Отец затрясся и сбежал после слов: "Пап, познакомься, это Хондон", мама
только всплеснула руками. Эдик, в общем, неверно оценил эффект от своего образа и мы пошли гулять. Смысл гуляния сводился к тому, что Эдик проверял эффективность своей маскировки, а я наблюдал картину со
стороны. Из девяти прохожих засевшего в кустах около дорожки Эдика
заметили только двое: сопливая девчонка ткнула в него пальцем и
пропищала: "Мам, смотри, какой смешной мальчик", да сосед пнул его под
сраку, приняв за пакет с мусором — в общем-то, неплохой результат, но
оскорблённый после подсрачника Эдик заявил, что больше без оружия на
задание ни ногой. Оружие он решил изготовить на уроке труда, из подсобных материалов, — и не "какое- нибудь там", а настоящую звёздочку или, по-японски, сюрикен. А пока были каникулы, кино, игры. Вначале мы бегали по двору с палками от обстриженных кустов и неистово чертили на
оставшихся сугробах латинскую Z; потом отламывали ножки стульев с
поперечной планкой (это был немецкий шмайсер) и мочили фашистских
диверсантов, потом ещё что-то, — но всё это время Эдик оставался верным
сыном вьетнамского народа.
Вот кончились каникулы, школа, урок труда. Я уже забыл про Эдикову
страсть и даже перестал его звать Хондоном, но не таков был Эдик. Как
только учитель вышел из мастерской, он стащил из подсобки кусок жести и принялся выстригать из неё ножницами сюрикен.
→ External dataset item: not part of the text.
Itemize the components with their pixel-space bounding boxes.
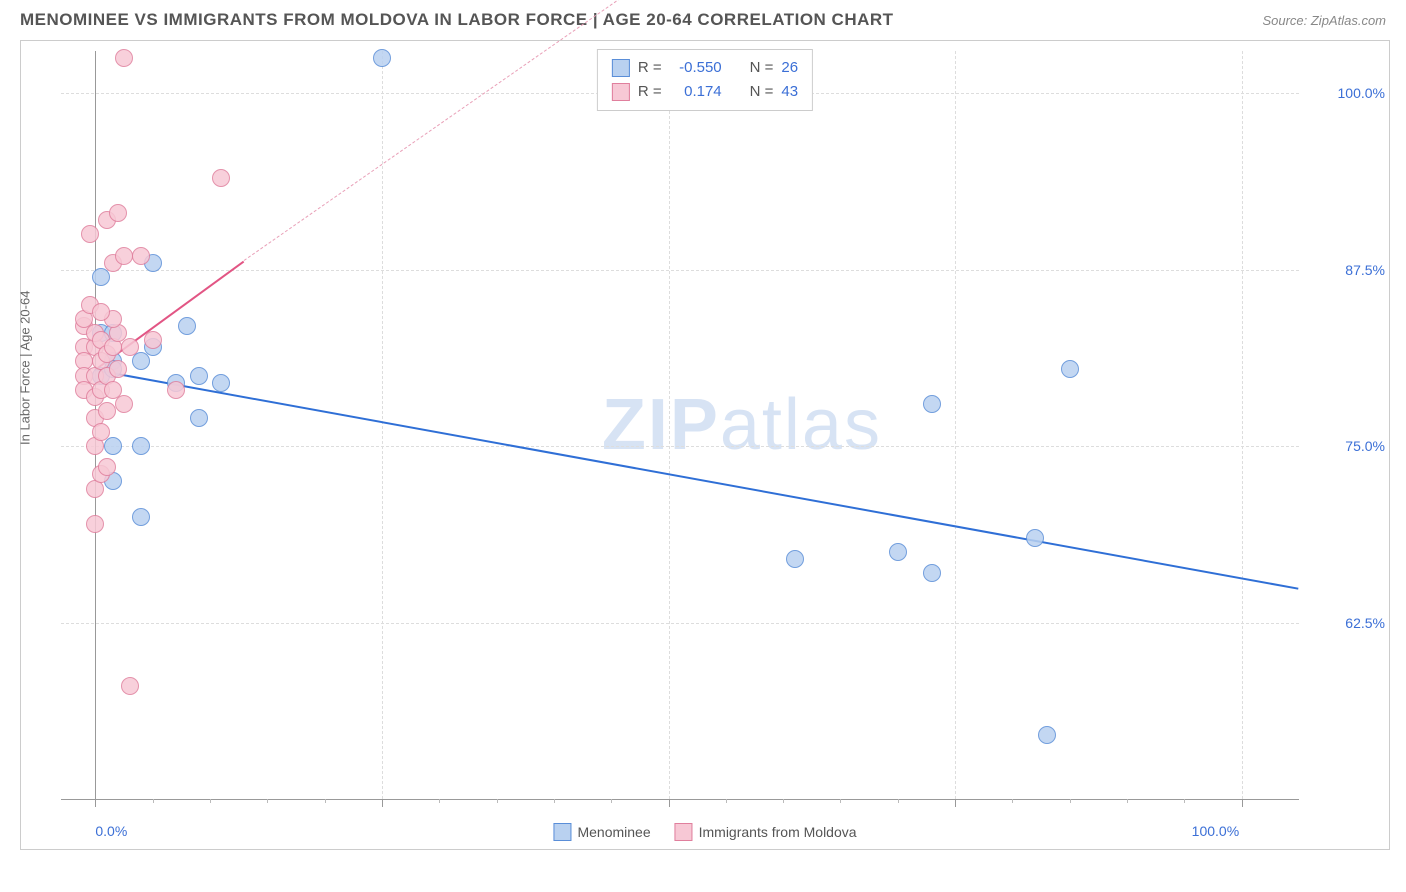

Получилось, надо сказать, неплохо, только этот самопал наотрез отказывался лететь в нужном направлении и втыкаться в дверь. Раз попытка, два, три — только углы загибаются, и всё; к созданию смертельного метательного оружия подключились чуть ли не все пацаны класса. Подточили напильником, на станке просверлили дырку и утяжелили болтом с гайком; ну, сейчас... Эдик размахивается что есть силы, хрясь... В проёме двери, в чёрном халате и надвинутом на лоб беретике стоял улыбающийся Сан Саныч — наш трудовик.
Через мгновение с него можно было делать репродукцию известного портрета Че Гевары. Эдикова звезда наконец-то полетела по прямой и, казалось, намертво прибила берет Сан Саныча к его седой голове. Трудовик стоял в полной охуе, с аляпистой кокардой на голове, хлопал глазами и не мог произнести ни слова. За эти секунды Эдик решил, что замочил Саныча, насмерть побледнел и чуть не хряснулся в обморок; его остановило, что Саныч поднял руку и легко выдернул жестянку. Санычу повезло: Эдик был всего лишь четвероклассник, его силы хватило лишь на то, чтобы звёздочка пробила первый слой берета, — да там и осталась, зацепившись заусеницей за подкладку. Всё обошлось, но на земле стало одним ХонГильДоном меньше.
Правда, через полгода Эдик уже был гардемарином и чуть не выколол брату глаз, а сейчас он служит где-то на таджикской границе.